In the wake of his death, Shon Faye writes a tribute to the pillar of culture and beloved national treasure who never sacrificed his opinions, his personality, his gayness in return for his rise to becoming a household name
Waking up to news of the unexpected death of Paul O’Grady at the age of 67 felt, frankly, like another dreary milestone passed in our pilgrimage towards a world that’s only becoming exponentially more boring in both its service of capitalist greed and the prurient concerns of people you would move away from at a party. O’Grady was a rare combination of so many qualities that are honourable enough on their own and truly magnificent in concert: guts, guile, honesty, integrity, wit, cattiness, kindness. I’ve spent enough years in the smoking areas of gay pubs and clubs to know that anyone can be a bitch, but to have a caustic tongue used expertly to lacerate the high and mighty – as O’Grady could – is as rare and God-given a talent as a crystal clear singing voice, and it should be revered as such.
I’m always asked, “when was the first time you remember seeing queerness as child?” on podcasts and panels. My answer is always the same: Lily Savage. The Lily Savage Show on ITV to be precise. A Scouse working-class drag queen making veiled jokes about being a hooker on primetime TV. I was just nine years old but I still remember being captivated. Later, in my twenties, back at someone’s house with the gay guys I used to party with, I would get up old clips of Lily Savage being interviewed on Parkinson YouTube at 3am and make them watch.

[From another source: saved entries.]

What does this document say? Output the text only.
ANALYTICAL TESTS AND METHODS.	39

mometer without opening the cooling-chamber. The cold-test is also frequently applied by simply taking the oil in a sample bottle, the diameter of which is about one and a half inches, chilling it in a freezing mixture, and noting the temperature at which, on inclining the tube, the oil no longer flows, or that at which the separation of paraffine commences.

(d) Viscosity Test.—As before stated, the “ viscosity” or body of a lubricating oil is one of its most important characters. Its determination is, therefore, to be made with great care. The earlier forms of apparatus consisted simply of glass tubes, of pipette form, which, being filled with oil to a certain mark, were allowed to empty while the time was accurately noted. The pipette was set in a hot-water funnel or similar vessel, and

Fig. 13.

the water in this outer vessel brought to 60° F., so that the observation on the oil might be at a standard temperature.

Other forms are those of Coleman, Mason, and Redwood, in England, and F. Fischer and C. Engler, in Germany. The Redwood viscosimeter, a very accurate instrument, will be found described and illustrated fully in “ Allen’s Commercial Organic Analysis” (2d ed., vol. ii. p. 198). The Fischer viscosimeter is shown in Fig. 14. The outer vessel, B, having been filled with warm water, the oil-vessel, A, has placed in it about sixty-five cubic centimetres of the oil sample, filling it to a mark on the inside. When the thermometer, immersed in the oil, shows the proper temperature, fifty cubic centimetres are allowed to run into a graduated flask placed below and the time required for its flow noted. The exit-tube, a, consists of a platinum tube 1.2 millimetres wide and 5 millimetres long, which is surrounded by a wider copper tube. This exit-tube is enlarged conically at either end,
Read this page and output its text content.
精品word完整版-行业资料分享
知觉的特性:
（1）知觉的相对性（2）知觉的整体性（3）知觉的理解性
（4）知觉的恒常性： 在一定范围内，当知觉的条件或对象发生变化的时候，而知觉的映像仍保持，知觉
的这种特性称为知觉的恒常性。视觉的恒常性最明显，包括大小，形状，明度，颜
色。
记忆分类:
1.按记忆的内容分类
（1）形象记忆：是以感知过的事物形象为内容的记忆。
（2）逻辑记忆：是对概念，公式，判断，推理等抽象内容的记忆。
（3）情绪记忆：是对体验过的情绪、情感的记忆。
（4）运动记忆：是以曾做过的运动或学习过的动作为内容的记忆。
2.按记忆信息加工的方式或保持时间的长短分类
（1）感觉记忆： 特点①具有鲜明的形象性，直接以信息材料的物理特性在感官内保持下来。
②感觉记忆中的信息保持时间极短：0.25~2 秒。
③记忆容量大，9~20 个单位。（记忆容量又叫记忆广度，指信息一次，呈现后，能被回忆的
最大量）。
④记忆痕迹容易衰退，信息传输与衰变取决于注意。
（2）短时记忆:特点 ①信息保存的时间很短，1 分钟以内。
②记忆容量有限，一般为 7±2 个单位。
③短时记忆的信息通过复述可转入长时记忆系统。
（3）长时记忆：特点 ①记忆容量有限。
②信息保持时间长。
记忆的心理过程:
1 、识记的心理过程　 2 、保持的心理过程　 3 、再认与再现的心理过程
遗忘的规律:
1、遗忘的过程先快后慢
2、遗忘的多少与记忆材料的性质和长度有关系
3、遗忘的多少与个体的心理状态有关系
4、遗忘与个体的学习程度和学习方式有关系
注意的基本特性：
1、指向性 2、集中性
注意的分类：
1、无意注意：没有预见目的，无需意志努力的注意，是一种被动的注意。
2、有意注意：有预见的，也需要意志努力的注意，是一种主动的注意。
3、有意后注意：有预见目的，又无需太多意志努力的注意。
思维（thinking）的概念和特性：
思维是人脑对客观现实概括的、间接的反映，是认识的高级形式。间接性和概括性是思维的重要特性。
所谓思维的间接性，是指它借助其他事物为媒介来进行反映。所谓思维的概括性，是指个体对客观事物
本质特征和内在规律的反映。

Paul O’Grady managed to become an unusual pillar of culture: a beloved national treasure who never sacrificed his opinions, his personality, his gayness in return for his rise to becoming a household name. He died both an animal-loving BBC Radio 2 presenter your grandmother loved and a queer hero who once faced down a police raid in full drag at London’s Royal Vauxhall Tavern during the AIDS crisis. “It was 34 years ago when the cops raided the Vauxhall,” he wrote of that night. “I was doing the late show and within seconds the place was heaving with coppers, all wearing rubber gloves. I remember saying something like, ‘Well well, it looks like we’ve got help with the washing up.’”
I am truly gutted that I will never interview him. He was one of my dream guests on Call Me Mother. Last year, I interviewed my friend, the cabaret artist and performer David Hoyle who told me his vivid memories of working at the RVT in the 80s and being intimidated by Lily Savage’s wit and talent. I was a support act for Hoyle a few years back and one of the greatest privileges of my life has been performing on the stage of the Royal Vauxhall Tavern myself, precisely because of the sense it was hallowed by O’Grady. The proximity I felt to him on that stage was the ultimate fulfilment of that ineffable recognition I experienced when I saw him on television as a child.

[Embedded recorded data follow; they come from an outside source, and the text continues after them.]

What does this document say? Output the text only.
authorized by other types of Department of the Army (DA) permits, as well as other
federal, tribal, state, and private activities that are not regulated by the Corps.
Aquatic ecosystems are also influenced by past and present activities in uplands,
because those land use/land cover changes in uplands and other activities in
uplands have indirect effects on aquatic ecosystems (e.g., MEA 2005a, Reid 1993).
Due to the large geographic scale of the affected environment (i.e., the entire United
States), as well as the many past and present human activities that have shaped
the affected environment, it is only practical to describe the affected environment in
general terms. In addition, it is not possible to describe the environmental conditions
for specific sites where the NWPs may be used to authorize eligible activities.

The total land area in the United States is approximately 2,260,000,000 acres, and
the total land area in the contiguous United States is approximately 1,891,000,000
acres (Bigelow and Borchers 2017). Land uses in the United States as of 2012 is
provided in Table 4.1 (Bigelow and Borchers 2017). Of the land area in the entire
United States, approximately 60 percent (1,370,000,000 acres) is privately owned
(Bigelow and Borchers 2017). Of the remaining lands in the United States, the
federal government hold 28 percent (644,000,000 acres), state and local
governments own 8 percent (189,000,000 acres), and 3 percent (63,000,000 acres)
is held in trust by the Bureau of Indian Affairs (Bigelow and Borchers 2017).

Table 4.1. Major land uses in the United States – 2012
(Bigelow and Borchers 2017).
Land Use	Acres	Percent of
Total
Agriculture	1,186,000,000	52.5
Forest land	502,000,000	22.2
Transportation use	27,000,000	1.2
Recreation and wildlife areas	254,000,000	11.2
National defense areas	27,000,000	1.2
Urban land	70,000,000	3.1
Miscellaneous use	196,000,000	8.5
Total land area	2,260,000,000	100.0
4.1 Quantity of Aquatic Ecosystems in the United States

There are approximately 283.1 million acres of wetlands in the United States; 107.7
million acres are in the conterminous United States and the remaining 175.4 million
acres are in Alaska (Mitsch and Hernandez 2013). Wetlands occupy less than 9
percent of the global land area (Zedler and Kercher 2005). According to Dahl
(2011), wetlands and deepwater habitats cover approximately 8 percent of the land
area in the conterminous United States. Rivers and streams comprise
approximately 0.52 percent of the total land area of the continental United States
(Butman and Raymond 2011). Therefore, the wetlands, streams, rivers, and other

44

The celebration of his life that will be prompted by his death will force us in the queer community to confront unpleasant shifts in culture and increasing hesitancy many of us feel to be irreverent in a time of unhinged culture war and lucrative Amazon paid partnerships. Paul O’Grady was one of a cluster of truly anarchic gay and gender-freak working-class performers – David Hoyle and Pete Burns also spring to mind – who seemed to get on national television by stealth. Hoyle decided himself too sensitive for fame early on and Burns was too abrasive to be as widely beloved as O’Grady. Yet despite his appeal, it’s undoubtedly hard to imagine such opportunities being afforded today to anyone like Paul O’Grady, who called for George Osborne and David Cameron’s heads to be placed on spikes because of their austerity policies. The sadness of his death is the loss of a brilliant man with looming talent but its also about a longing for more bravery, ingenuity and humour from culture at a time when the right-wing is in ascendancy and the arts has become a sector bloated with far too many double-barrelled, bougie, boring cowards.